Any what a change! There are roads now. Not all sealed yet, but at least graded, and real traffic … well a little anyhow, enough to thumb by. In fact he came across a veritable crowd of thumbers -- a French couple who'd been waiting for three days at Kununurra, two other thumbers in the same spot and one who gave up started walking to Darwin, man things were moving in Kununurra! Horwitz gets the message and catches a bus. Imagine that, a bus! What would the Rees have thought to see all of that? He thumbs into Darwin from Katherine and flys back to Sydney, much the better for the wear …

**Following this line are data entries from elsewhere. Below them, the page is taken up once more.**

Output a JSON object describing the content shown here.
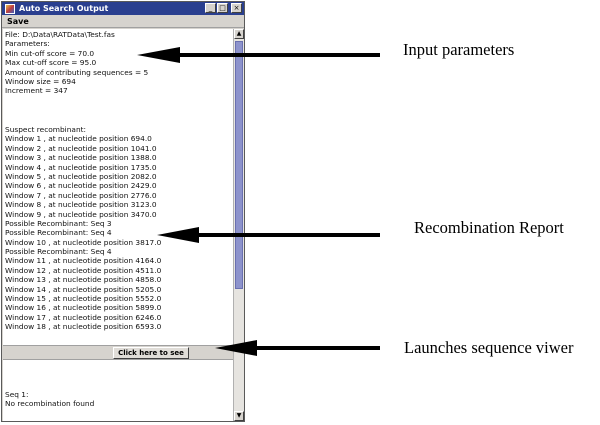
{
  "window": {
    "title": "Auto Search Output",
    "controls": [
      "_",
      "□",
      "×"
    ],
    "menu": {
      "save_label": "Save"
    }
  },
  "parameters": [
    "File: D:\\Data\\RATData\\Test.fas",
    "Parameters:",
    "Min cut-off score = 70.0",
    "Max cut-off score = 95.0",
    "Amount of contributing sequences = 5",
    "Window size = 694",
    "Increment = 347"
  ],
  "report": [
    "Suspect recombinant:",
    "Window 1 , at nucleotide position 694.0",
    "Window 2 , at nucleotide position 1041.0",
    "Window 3 , at nucleotide position 1388.0",
    "Window 4 , at nucleotide position 1735.0",
    "Window 5 , at nucleotide position 2082.0",
    "Window 6 , at nucleotide position 2429.0",
    "Window 7 , at nucleotide position 2776.0",
    "Window 8 , at nucleotide position 3123.0",
    "Window 9 , at nucleotide position 3470.0",
    "Possible Recombinant: Seq 3",
    "Possible Recombinant: Seq 4",
    "Window 10 , at nucleotide position 3817.0",
    "Possible Recombinant: Seq 4",
    "Window 11 , at nucleotide position 4164.0",
    "Window 12 , at nucleotide position 4511.0",
    "Window 13 , at nucleotide position 4858.0",
    "Window 14 , at nucleotide position 5205.0",
    "Window 15 , at nucleotide position 5552.0",
    "Window 16 , at nucleotide position 5899.0",
    "Window 17 , at nucleotide position 6246.0",
    "Window 18 , at nucleotide position 6593.0"
  ],
  "viewer_button": {
    "label": "Click here to see"
  },
  "sequence_info": [
    "Seq 1:",
    "No recombination found"
  ],
  "annotations": {
    "input": "Input parameters",
    "recombination": "Recombination Report",
    "viewer": "Launches sequence viwer"
  },
  "colors": {
    "titlebar": "#2a3f8f",
    "scroll_thumb": "#8d93cc",
    "window_bg": "#d6d3ce"
  }
}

Horwitz spent his fair share of nights sleeping in the open by the side of the road, turning later to hotels when the nights got too cold for him. The whole trip 'round Australia, with a two month break in the middle, took him only six weeks! This man was moving, he didn't stick around for long, he was after all engaged with the road, and had a job back in Sydney with limits to holiday time! But it does say something, about how quickly you can thumb around a content like Australia, some 10,000 kilometres or more even when you have to catch a bus at a dead end like Kununurra!
The Rees elegantly avoid any mention of time, and short of counting the days while reading (much like some Biblical studies I've known) it's hard to say how long they took to get around. They started in Sydney, trained to Geraldton, hitched to the Alice and then public transport back to Sydney, all at a pace much more relaxed than Horwitz.

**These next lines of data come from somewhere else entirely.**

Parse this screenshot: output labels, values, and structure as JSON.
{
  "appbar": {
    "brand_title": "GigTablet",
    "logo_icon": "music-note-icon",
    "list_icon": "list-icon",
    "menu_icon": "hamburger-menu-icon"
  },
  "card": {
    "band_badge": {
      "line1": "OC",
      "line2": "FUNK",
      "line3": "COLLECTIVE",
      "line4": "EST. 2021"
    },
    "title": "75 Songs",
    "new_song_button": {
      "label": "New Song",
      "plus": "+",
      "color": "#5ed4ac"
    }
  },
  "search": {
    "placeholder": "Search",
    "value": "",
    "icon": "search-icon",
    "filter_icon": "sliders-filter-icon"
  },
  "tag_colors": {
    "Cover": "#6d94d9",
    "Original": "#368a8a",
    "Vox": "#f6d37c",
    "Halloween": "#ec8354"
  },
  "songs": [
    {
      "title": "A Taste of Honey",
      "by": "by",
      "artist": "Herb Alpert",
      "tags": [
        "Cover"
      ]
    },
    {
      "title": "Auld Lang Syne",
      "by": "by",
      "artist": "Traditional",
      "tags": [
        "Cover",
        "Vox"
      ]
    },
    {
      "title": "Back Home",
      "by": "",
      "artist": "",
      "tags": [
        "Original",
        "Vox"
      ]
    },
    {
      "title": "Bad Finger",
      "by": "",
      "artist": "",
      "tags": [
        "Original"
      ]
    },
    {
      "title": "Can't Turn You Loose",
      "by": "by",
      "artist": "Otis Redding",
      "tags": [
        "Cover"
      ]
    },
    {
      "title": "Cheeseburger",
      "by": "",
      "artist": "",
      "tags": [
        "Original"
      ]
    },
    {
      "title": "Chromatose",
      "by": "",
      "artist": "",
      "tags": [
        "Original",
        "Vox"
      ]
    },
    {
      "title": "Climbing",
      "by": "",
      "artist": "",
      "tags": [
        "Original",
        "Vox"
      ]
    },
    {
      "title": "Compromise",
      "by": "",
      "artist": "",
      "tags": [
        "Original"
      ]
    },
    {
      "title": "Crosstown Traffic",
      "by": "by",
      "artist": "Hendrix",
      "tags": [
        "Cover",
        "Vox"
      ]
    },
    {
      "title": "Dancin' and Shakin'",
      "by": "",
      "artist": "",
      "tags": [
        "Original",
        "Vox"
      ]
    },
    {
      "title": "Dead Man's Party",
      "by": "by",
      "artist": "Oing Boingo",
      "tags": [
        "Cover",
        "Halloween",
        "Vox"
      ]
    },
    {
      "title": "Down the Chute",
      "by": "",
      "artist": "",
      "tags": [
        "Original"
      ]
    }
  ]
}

Spinifex Walkabout is an old book, and will be hard to find. It's written prosaically essentially documentary and a little speculative though it has its own slightly archaic and proper humour. It's littered with wildly interesting pictures of the times that reveal not only the country but the fashion of the times, the dress, the hair, the cars … all rather romantic almost 50 years on. There's no map included and a good atlas on hand makes the reading that much more vivid somehow.
One of the Road is a much more recent work, somewhat easier to find in libraries and used book stores. Not least of all because it's an American publication where Spinifex Walkabout is an Australian publication. It's got just the one rather rustic picture of a barefooted Horwitz sitting by the side of highway with a Bourke sign. It's a nice and easy read, light text, not wallowing in details and with much more flowing humour than Spinifex Walkabout, a sign of its times, and its author. For all that Horwitz is well read in Australian history and reflects often upon the paths of his predecessors, the early Australian explorers. It includes a very good map to help follow the voyage, marking every little waterhole Horwitz spent more than a half hour in …
I could recommend One for the Road for a bit of entertainment without reservation. Spinifex Walkabout, would only be worth the chase I expect if you had a serious interest in Western Australia and its history, for which it is a really beautiful source.
Full tracing details for the ardent reader:
Spinifex Walkabout: Hitch-hiking in Remote North Australia
Coralie and Leslie Rees
The Australian Publishing Company, Sydney, 1953
Predates ISBN Numbers
One for the Road: Hitchhiking Through the Australian outback
Harper and Row (Australasia), Sydney, 1987
Vintage Departures, New York, 1988
Footnote: The Spinifex is a type of prickly grass bush growing in much of Northern Australia, and characteristic of the region. Walkabout is used in Australia to describe the predisposed wanderings of Aboriginal folk. The title conjures immediate images in the Australian mind that it may not do in others.